Meski kian sepi, tradisi munjung yang ada di Desa adat Buleleng setiap hari raya galungan menolak punah.
Masyarakat di Buleleng memiliki tradisi unik setiap hari raya tiba. Seperti halnya pada hari raya Galungan 2 agustus 2023 lalu, krama mendatangi Setra Desa Adat Buleleng untuk melaksanakan tradisi munjung.
Krama membawa sesajen atau banten yang disebut dengan punjung, selanjutnya banten dihaturkan di gumuk atau makam keluarga yang belum melalui upacara ngaben. Setelah dihaturkan, banten kemudian dilungsur dan disantap bersama-sama diatas gumuk atau kuburan.
Pada tahun ini tradisi itu kian sepi. Pantauan reporter radio nuansa giri fm di Setra Desa Adat Buleleng, tradisi munjung hanya ramai di wewidangan Banjar Adat Banjar Jawa. Sementara di wewidangan banjar adat lainnya sepi, karena tidak ada gumuk. Maklum saja, sudah banyak yang melalui upacara ngaben, baik melalui ngaben massal desa adat, ngaben massal dadia, maupun melalui kremasi.
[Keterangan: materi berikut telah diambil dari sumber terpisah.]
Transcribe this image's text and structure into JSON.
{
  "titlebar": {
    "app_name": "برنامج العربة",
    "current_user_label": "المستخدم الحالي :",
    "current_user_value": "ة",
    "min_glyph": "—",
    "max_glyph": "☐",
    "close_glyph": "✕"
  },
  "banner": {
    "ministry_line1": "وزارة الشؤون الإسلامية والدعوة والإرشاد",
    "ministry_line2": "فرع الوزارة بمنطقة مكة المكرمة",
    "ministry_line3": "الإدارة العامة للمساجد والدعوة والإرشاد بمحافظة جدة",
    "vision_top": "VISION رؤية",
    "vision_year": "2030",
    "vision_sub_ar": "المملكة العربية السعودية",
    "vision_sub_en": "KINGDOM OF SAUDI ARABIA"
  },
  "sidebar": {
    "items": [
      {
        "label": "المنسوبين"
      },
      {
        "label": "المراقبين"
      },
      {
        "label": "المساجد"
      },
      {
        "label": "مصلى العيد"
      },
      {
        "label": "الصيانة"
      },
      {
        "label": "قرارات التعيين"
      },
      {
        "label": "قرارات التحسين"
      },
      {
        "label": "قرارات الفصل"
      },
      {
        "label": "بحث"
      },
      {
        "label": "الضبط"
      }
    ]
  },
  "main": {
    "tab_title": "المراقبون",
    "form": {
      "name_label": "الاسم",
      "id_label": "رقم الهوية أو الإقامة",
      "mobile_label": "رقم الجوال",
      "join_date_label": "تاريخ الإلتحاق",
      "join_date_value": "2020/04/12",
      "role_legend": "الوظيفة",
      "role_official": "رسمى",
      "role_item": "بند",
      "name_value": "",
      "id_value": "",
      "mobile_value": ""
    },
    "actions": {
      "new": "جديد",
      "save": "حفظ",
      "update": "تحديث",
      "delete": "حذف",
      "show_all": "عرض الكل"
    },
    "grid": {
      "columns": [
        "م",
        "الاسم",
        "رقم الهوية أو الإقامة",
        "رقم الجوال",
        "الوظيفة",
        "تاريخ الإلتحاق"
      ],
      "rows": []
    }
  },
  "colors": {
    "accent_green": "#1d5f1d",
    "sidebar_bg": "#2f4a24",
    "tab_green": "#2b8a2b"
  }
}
Kelian Desa Adat Buleleng Nyoman Sutrisna mengungkapkan, hari raya Galungan, Kuningan dan Pagerwesi di Desa Adat Buleleng memang sangat identik dengan tradisi munjung. Menurutnya pada tahun ini tradisi munjung memang terlihat sepi. “Didalam awig-awig desa adat Buleleng, kita menata dan mencoba untuk tetap menjalankan tradisi Munjung. Kami menata gumuk-gumuk dengan rapi, kami harap tradisi munjung tetap ada dan berjalan dengan benar.”ujarnya
Kendati demikian, ia meyakini tradisi itu tak akan punah. Sebab banjar adat Banjar Jawa memiliki sebuah dresta, krama di banjar adat banjar jawa wajib melakukan mekingsan ring pertiwi lebih dulu, sebelum melakukan upacara ngaben. “Kendati sudah ada krematorium, tentu kremasi ini tidak mutlak. Kami masih menyediakan tempat untuk mendem di setra dengan catatan melihat tradisi-tradisi yang ada di banjar adat.”imbuhnya. (Dnu)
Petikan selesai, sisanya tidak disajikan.